/amazon-world

Primary LanguageJupyter Notebook

amazon-world

To use the Julia code:

  • Install Julia
  • Create a Python virtual environment in this directory, and activate it.
  • Install dependencies from requirements.txt within the virtualenv (pip install -r requirements.txt)
  • Clone this repository: https://github.com/huggingface/transformers
  • Inside of the transformers directory, modify setup.py so that it relies on "tokenizers == 0.6.0" instead of "0.5.2". (Line 93 of the file.)
  • Run pip install . inside the transformers directory (with your virtualenv activated).
  • Start Julia, with the project set to the current directory, and with the PYTHON environment variable set: (PYTHON=$(which python) JULIA_PROJECT=. julia). Inside the Julia shell, run using Pkg; Pkg.build("PyCall").

To see if you can access the transformers library within Julia:

using PyCall
transformers = pyimport("transformers")

The lines at the top of the simple_analysis.jl file are:

raw_roth_data = load_extracted_raw_data("roth_dataset/raw/CURRENCY-MASS-2020-03-16T17:21:03.439.dat")
associated_quantity_set_raw_data!(raw_roth_data)
associated_quantity_initialize_processed_data!()

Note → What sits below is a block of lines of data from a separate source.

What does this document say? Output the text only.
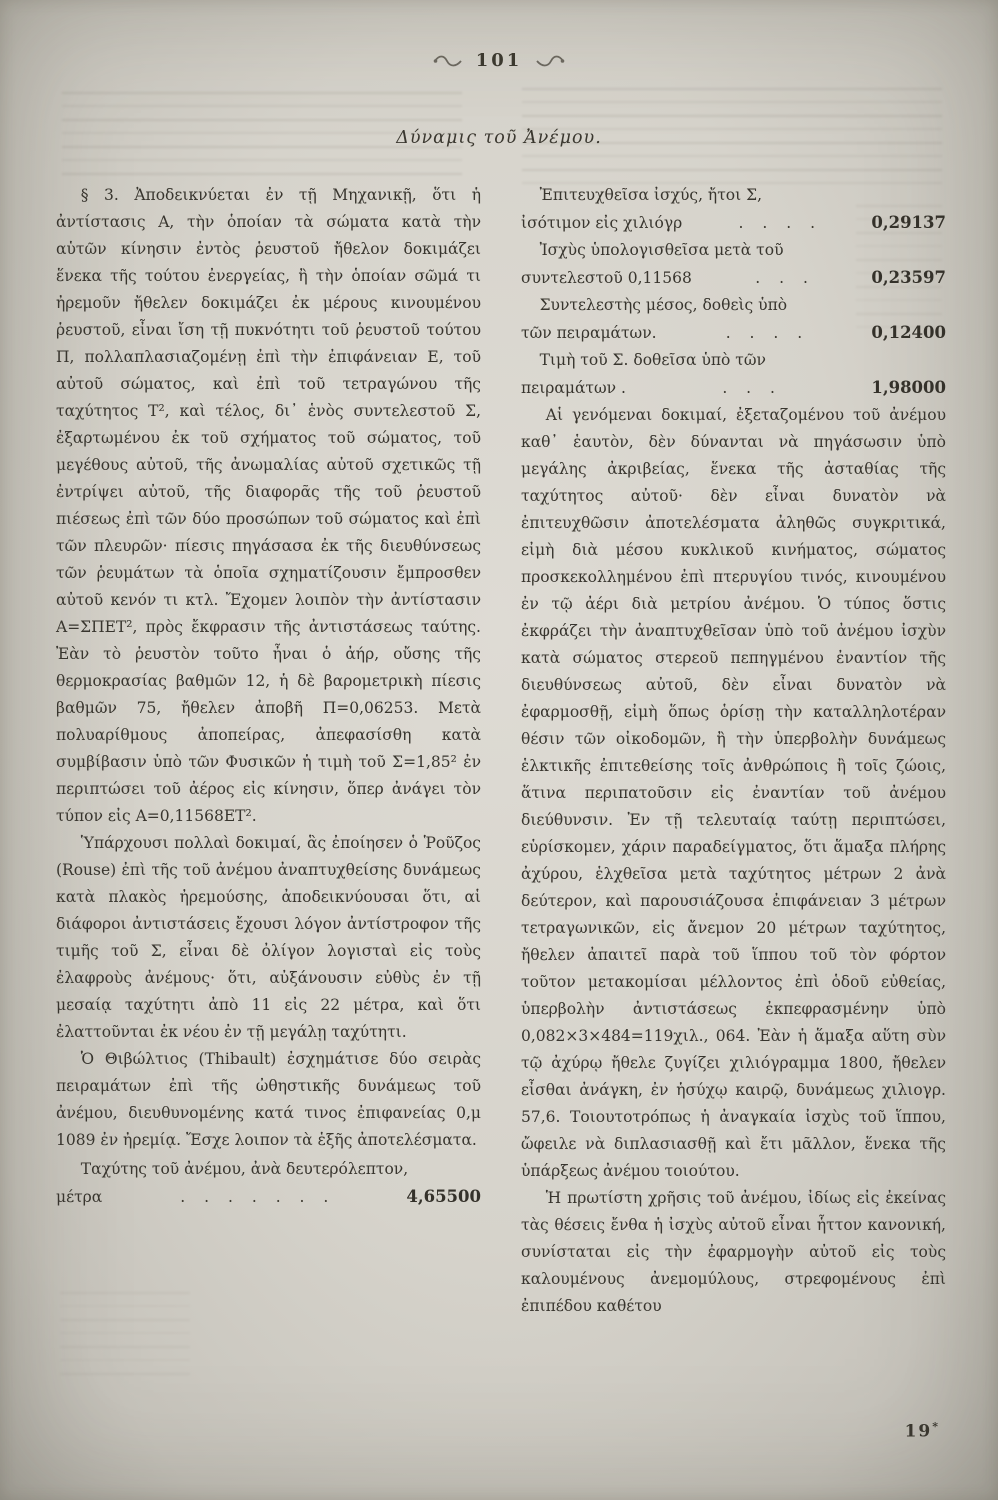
101
Δύναμις τοῦ Ἀνέμου.

§ 3. Ἀποδεικνύεται ἐν τῇ Μηχανικῇ, ὅτι ἡ ἀντίστασις Α, τὴν ὁποίαν τὰ σώματα κατὰ τὴν αὑτῶν κίνησιν ἐντὸς ῥευστοῦ ἤθελον δοκιμάζει ἕνεκα τῆς τούτου ἐνεργείας, ἢ τὴν ὁποίαν σῶμά τι ἠρεμοῦν ἤθελεν δοκιμάζει ἐκ μέρους κινουμένου ῥευστοῦ, εἶναι ἴση τῇ πυκνότητι τοῦ ῥευστοῦ τούτου Π, πολλαπλασιαζομένῃ ἐπὶ τὴν ἐπιφάνειαν Ε, τοῦ αὐτοῦ σώματος, καὶ ἐπὶ τοῦ τετραγώνου τῆς ταχύτητος Τ², καὶ τέλος, δι᾽ ἑνὸς συντελεστοῦ Σ, ἐξαρτωμένου ἐκ τοῦ σχήματος τοῦ σώματος, τοῦ μεγέθους αὐτοῦ, τῆς ἀνωμαλίας αὐτοῦ σχετικῶς τῇ ἐντρίψει αὐτοῦ, τῆς διαφορᾶς τῆς τοῦ ῥευστοῦ πιέσεως ἐπὶ τῶν δύο προσώπων τοῦ σώματος καὶ ἐπὶ τῶν πλευρῶν· πίεσις πηγάσασα ἐκ τῆς διευθύνσεως τῶν ῥευμάτων τὰ ὁποῖα σχηματίζουσιν ἔμπροσθεν αὐτοῦ κενόν τι κτλ. Ἔχομεν λοιπὸν τὴν ἀντίστασιν Α=ΣΠΕΤ², πρὸς ἔκφρασιν τῆς ἀντιστάσεως ταύτης. Ἐὰν τὸ ῥευστὸν τοῦτο ἦναι ὁ ἀήρ, οὔσης τῆς θερμοκρασίας βαθμῶν 12, ἡ δὲ βαρομετρικὴ πίεσις βαθμῶν 75, ἤθελεν ἀποβῆ Π=0,06253. Μετὰ πολυαρίθμους ἀποπείρας, ἀπεφασίσθη κατὰ συμβίβασιν ὑπὸ τῶν Φυσικῶν ἡ τιμὴ τοῦ Σ=1,85² ἐν περιπτώσει τοῦ ἀέρος εἰς κίνησιν, ὅπερ ἀνάγει τὸν τύπον εἰς Α=0,11568ΕΤ².

Ὑπάρχουσι πολλαὶ δοκιμαί, ἃς ἐποίησεν ὁ Ῥοῦζος (Rouse) ἐπὶ τῆς τοῦ ἀνέμου ἀναπτυχθείσης δυνάμεως κατὰ πλακὸς ἠρεμούσης, ἀποδεικνύουσαι ὅτι, αἱ διάφοροι ἀντιστάσεις ἔχουσι λόγον ἀντίστροφον τῆς τιμῆς τοῦ Σ, εἶναι δὲ ὀλίγον λογισταὶ εἰς τοὺς ἐλαφροὺς ἀνέμους· ὅτι, αὐξάνουσιν εὐθὺς ἐν τῇ μεσαίᾳ ταχύτητι ἀπὸ 11 εἰς 22 μέτρα, καὶ ὅτι ἐλαττοῦνται ἐκ νέου ἐν τῇ μεγάλῃ ταχύτητι.

Ὁ Θιβώλτιος (Thibault) ἐσχημάτισε δύο σειρὰς πειραμάτων ἐπὶ τῆς ὠθηστικῆς δυνάμεως τοῦ ἀνέμου, διευθυνομένης κατά τινος ἐπιφανείας 0,μ 1089 ἐν ἠρεμίᾳ. Ἔσχε λοιπον τὰ ἑξῆς ἀποτελέσματα.

Ταχύτης τοῦ ἀνέμου, ἀνὰ δευτερόλεπτον,
μέτρα	. . . . . . .	4,65500
Ἐπιτευχθεῖσα ἰσχύς, ἤτοι Σ,
ἰσότιμον εἰς χιλιόγρ	. . . .	0,29137
Ἰσχὺς ὑπολογισθεῖσα μετὰ τοῦ
συντελεστοῦ 0,11568	. . .	0,23597
Συντελεστὴς μέσος, δοθεὶς ὑπὸ
τῶν πειραμάτων.	. . . .	0,12400
Τιμὴ τοῦ Σ. δοθεῖσα ὑπὸ τῶν
πειραμάτων .	. . .	1,98000

Αἱ γενόμεναι δοκιμαί, ἐξεταζομένου τοῦ ἀνέμου καθ᾽ ἑαυτὸν, δὲν δύνανται νὰ πηγάσωσιν ὑπὸ μεγάλης ἀκριβείας, ἕνεκα τῆς ἀσταθίας τῆς ταχύτητος αὐτοῦ· δὲν εἶναι δυνατὸν νὰ ἐπιτευχθῶσιν ἀποτελέσματα ἀληθῶς συγκριτικά, εἰμὴ διὰ μέσου κυκλικοῦ κινήματος, σώματος προσκεκολλημένου ἐπὶ πτερυγίου τινός, κινουμένου ἐν τῷ ἀέρι διὰ μετρίου ἀνέμου. Ὁ τύπος ὅστις ἐκφράζει τὴν ἀναπτυχθεῖσαν ὑπὸ τοῦ ἀνέμου ἰσχὺν κατὰ σώματος στερεοῦ πεπηγμένου ἐναντίον τῆς διευθύνσεως αὐτοῦ, δὲν εἶναι δυνατὸν νὰ ἐφαρμοσθῇ, εἰμὴ ὅπως ὁρίσῃ τὴν καταλληλοτέραν θέσιν τῶν οἰκοδομῶν, ἢ τὴν ὑπερβολὴν δυνάμεως ἑλκτικῆς ἐπιτεθείσης τοῖς ἀνθρώποις ἢ τοῖς ζώοις, ἅτινα περιπατοῦσιν εἰς ἐναντίαν τοῦ ἀνέμου διεύθυνσιν. Ἐν τῇ τελευταίᾳ ταύτῃ περιπτώσει, εὑρίσκομεν, χάριν παραδείγματος, ὅτι ἅμαξα πλήρης ἀχύρου, ἑλχθεῖσα μετὰ ταχύτητος μέτρων 2 ἀνὰ δεύτερον, καὶ παρουσιάζουσα ἐπιφάνειαν 3 μέτρων τετραγωνικῶν, εἰς ἄνεμον 20 μέτρων ταχύτητος, ἤθελεν ἀπαιτεῖ παρὰ τοῦ ἵππου τοῦ τὸν φόρτον τοῦτον μετακομίσαι μέλλοντος ἐπὶ ὁδοῦ εὐθείας, ὑπερβολὴν ἀντιστάσεως ἐκπεφρασμένην ὑπὸ 0,082×3×484=119χιλ., 064. Ἐὰν ἡ ἅμαξα αὕτη σὺν τῷ ἀχύρῳ ἤθελε ζυγίζει χιλιόγραμμα 1800, ἤθελεν εἶσθαι ἀνάγκη, ἐν ἡσύχῳ καιρῷ, δυνάμεως χιλιογρ. 57,6. Τοιουτοτρόπως ἡ ἀναγκαία ἰσχὺς τοῦ ἵππου, ὤφειλε νὰ διπλασιασθῇ καὶ ἔτι μᾶλλον, ἕνεκα τῆς ὑπάρξεως ἀνέμου τοιούτου.

Ἡ πρωτίστη χρῆσις τοῦ ἀνέμου, ἰδίως εἰς ἐκείνας τὰς θέσεις ἔνθα ἡ ἰσχὺς αὐτοῦ εἶναι ἧττον κανονική, συνίσταται εἰς τὴν ἐφαρμογὴν αὐτοῦ εἰς τοὺς καλουμένους ἀνεμομύλους, στρεφομένους ἐπὶ ἐπιπέδου καθέτου

19*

These load a small version of the Roth data for use. The data only include the words from the XL vocabulary, and only include currency and mass. To create a different .dat file to read from, use extract_raw_quantities, which will download the full 7GB Roth data, but then extract whatever you find useful (see docstring).

You can then do

include("models.jl")

This should make many functions available to you:

  • associated_quantity: takes as input a word and a "quantity type" (e.g. "MASS" and "CURRENCY") and samples a plausible weight/price
  • fill_blank: takes a prompt with a hole ([?]) and samples a word to fill it in. Optionally takes a second argument, a list of possible words to limit the results to
  • top_words_xl: given a prompt, return a sorted list of most probable words to fill in the hole
  • word_probs_xl: takes in a prompt and a list of words, and returns a list of probabilities, one for each word (by default, the list of words is the whole vocabulary)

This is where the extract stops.